The film focuses on an Argentine theatre director called Camila (played with lively bi-lingual verve by Agustina Muñoz), who accepts a fellowship in New York to translate A Midsummer Night’s Dream into Spanish. While there she encounters lovers, old and new, and, in the film’s great climax, meets her biological father for the first time. The sequence is a feat of sustained conversational uncertainty, delivered with a conviction that glues your attention to the screen.
“bright and intelligent”
Not all the creative decisions quite come off. At times, words and/or pictures are superimposed over the footage (usually passages from Shakespeare), to varying effect. There are a couple of strange and jarring uses of flashback, with questionable necessity. Other touches work very well. Scott Joplin music underpins much of the film, lending the New York scenes a light, almost Woody Allen-ish feel (I mean, of course, one of his many New York-set rom-coms, not, ironically, his own take on the Bard, 1982’s A Midsummer Night’s Sex Comedy). Much of the character interaction is engagingly natural and most of the narrative moves along at a brisk yet considered pace.

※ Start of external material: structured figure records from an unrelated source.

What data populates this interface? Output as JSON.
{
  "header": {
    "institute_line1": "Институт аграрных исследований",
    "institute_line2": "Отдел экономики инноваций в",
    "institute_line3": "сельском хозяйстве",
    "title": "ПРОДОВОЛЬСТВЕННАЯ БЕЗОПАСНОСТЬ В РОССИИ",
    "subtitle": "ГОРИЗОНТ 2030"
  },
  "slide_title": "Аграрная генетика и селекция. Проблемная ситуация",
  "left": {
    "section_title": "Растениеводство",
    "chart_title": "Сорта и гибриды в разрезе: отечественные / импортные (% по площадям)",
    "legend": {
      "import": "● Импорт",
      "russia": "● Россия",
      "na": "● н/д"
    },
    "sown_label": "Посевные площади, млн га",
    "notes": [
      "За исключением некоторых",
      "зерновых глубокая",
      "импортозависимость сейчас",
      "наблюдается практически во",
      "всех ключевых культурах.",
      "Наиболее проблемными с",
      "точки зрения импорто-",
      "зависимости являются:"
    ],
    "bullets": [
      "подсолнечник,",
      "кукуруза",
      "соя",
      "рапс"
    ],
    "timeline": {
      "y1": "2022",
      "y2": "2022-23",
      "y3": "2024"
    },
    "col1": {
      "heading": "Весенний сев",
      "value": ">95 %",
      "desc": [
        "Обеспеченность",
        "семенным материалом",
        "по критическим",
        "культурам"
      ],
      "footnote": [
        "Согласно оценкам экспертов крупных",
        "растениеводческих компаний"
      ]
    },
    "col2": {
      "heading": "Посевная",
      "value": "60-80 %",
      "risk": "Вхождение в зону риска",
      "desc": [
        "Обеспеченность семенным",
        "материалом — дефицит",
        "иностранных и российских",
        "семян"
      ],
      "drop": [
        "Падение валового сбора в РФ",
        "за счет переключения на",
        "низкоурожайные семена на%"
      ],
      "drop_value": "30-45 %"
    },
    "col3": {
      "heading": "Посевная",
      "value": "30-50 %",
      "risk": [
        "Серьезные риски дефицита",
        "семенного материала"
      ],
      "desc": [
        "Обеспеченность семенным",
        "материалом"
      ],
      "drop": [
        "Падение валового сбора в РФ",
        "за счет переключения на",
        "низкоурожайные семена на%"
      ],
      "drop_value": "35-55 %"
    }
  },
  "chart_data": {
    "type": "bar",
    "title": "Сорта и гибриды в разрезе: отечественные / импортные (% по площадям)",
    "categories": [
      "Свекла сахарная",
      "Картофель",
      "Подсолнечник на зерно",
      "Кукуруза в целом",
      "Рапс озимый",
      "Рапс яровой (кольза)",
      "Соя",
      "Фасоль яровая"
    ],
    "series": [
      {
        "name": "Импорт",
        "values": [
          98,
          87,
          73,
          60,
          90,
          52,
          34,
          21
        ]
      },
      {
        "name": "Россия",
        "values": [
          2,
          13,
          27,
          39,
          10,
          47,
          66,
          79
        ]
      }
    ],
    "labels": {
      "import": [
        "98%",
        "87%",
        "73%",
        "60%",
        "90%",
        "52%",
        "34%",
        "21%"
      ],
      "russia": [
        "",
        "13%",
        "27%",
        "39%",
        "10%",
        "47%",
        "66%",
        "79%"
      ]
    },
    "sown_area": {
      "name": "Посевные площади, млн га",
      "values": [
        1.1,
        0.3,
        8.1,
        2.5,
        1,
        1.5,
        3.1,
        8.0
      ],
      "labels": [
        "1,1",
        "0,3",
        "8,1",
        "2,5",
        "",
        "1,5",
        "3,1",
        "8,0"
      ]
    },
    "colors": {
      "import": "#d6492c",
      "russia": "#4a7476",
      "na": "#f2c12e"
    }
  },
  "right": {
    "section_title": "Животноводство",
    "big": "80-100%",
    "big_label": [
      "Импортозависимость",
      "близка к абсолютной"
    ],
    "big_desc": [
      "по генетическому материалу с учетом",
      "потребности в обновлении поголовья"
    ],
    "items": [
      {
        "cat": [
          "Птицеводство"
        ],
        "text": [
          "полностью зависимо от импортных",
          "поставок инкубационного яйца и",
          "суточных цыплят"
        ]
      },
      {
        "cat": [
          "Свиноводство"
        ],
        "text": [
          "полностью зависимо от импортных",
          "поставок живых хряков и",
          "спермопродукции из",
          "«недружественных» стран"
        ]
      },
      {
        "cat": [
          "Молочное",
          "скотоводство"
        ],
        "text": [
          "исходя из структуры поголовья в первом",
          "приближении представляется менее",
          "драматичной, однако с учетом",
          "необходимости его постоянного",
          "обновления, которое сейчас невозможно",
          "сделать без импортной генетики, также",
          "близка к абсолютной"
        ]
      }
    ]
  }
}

Adapting Shakespeare is always something of a risky endeavour, the more so the further one strays from the source material, but here the looseness is a valuable asset. Rather than stuff his original story into the pre-existing shape, Piñeiro makes the links to the play largely thematic – an enhancement, rather than a necessity. Hermia and Helena goes undoubtedly large with its subtext, but it is the deft, well-scripted character work which makes this film a winner.